- Erer Location within Ethiopia
- Coordinates: 9°34′N 41°23′E﻿ / ﻿9.567°N 41.383°E
- Country: Ethiopia
- Region: Somali Region
- Zone: Sitti Zone
- Woreda: Erer
- Elevation: 1,107 m (3,632 ft)

Population (2018)
- • Total: 649,000
- Time zone: UTC+3 (EAT)

= Erer =

Erer is a town in central Ethiopia. Located in the Sitti Zone of the Somali Region, it is located 51km east of Shinile. It is the administrative center of Erer Woreda.

== Overview ==
Erer has had telephone service at least as early as 1967. Records at the Nordic Africa Institute website provide details of a primary school in Bentu Liben during the year 1968. Erer is served by a station on the Addis Ababa - Djibouti Railway.
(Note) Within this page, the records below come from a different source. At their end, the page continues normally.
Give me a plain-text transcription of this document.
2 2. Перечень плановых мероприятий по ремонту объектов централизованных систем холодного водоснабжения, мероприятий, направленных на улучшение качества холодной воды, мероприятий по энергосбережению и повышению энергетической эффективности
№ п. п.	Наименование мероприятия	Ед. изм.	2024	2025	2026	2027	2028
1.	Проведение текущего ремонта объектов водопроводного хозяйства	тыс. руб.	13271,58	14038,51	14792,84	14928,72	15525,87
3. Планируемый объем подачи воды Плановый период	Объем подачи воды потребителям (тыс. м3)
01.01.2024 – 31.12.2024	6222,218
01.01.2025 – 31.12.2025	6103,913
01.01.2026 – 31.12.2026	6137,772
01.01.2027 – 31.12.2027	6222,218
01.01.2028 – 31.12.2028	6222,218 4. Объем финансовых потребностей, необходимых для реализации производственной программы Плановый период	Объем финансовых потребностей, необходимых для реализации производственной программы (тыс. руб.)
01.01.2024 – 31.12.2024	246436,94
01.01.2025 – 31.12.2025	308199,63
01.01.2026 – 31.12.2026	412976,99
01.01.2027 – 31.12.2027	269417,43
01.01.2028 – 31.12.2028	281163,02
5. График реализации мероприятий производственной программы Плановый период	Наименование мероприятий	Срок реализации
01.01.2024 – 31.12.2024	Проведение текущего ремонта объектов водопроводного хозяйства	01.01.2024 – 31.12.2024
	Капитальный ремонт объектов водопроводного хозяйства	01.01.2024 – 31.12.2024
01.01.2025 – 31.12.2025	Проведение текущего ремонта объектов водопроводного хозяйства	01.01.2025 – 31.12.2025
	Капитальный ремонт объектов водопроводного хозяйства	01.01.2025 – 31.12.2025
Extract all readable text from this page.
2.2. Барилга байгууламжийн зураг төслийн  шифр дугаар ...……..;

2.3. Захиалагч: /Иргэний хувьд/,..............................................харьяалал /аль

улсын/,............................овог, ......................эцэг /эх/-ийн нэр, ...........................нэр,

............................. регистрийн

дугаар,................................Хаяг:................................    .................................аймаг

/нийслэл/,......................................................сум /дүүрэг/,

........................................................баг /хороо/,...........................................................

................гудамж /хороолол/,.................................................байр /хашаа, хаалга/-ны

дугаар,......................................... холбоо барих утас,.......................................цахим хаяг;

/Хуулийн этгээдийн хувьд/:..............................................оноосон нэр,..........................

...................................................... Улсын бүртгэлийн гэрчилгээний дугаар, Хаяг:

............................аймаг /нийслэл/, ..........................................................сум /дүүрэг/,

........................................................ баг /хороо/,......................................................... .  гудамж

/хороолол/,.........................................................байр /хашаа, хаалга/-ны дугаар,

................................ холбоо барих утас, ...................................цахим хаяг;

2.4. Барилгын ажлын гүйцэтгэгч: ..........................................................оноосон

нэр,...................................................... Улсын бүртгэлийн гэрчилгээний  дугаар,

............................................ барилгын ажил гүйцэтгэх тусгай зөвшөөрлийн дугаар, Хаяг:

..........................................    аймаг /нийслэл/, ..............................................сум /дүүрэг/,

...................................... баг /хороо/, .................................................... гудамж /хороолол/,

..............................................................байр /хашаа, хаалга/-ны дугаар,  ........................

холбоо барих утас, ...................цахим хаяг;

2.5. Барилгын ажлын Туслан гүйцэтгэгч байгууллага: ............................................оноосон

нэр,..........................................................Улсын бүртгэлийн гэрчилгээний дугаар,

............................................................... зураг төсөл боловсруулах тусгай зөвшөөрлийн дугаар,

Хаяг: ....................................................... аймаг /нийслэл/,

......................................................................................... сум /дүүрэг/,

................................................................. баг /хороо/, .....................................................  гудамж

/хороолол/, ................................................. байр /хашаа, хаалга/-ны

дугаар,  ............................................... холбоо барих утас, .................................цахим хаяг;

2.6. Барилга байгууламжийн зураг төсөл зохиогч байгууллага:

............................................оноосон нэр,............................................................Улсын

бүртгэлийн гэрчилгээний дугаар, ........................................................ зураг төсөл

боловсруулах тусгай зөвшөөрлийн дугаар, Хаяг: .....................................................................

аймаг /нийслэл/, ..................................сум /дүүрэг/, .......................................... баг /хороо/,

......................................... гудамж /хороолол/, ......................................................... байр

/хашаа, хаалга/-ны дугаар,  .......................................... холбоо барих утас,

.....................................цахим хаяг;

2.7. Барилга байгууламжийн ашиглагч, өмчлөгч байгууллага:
W.C. Barker recorded in 1842 that Erer was a usual stopping-point for caravans moving between Djibouti and Dire Dawa, citing the words of an acquaintance who described the location as "a place at the foot of the Oromo people hills, where there is a wadi with excellent water." As to the inhabitants, Barker notes that north of Erer dwelled the Gurgura, "who are Mahomedans", and subject to the Issa Somali; to the south were the Argobba; and to the east were the Nole and Ala Oromo, "occupying the N[orth] and the S[outh] side of the road to Harrar."

== Demographics ==
Based on figures from the Central Statistical Agency of Ethiopia published in 2007, Erer has an estimated total population of 7,490 of whom 3,797 are men and 3,693 women. The 1997 census reported this town had a total population of 5,027 of whom 2,509 were men and 2,518 women. The four largest ethnic groups reported in this town were the Somali (38.07%), the Oromo (33.1%), the Amhara (21.24%), and the Gurage (4.97%); all other ethnic groups made up the remaining 2.71% of the residents.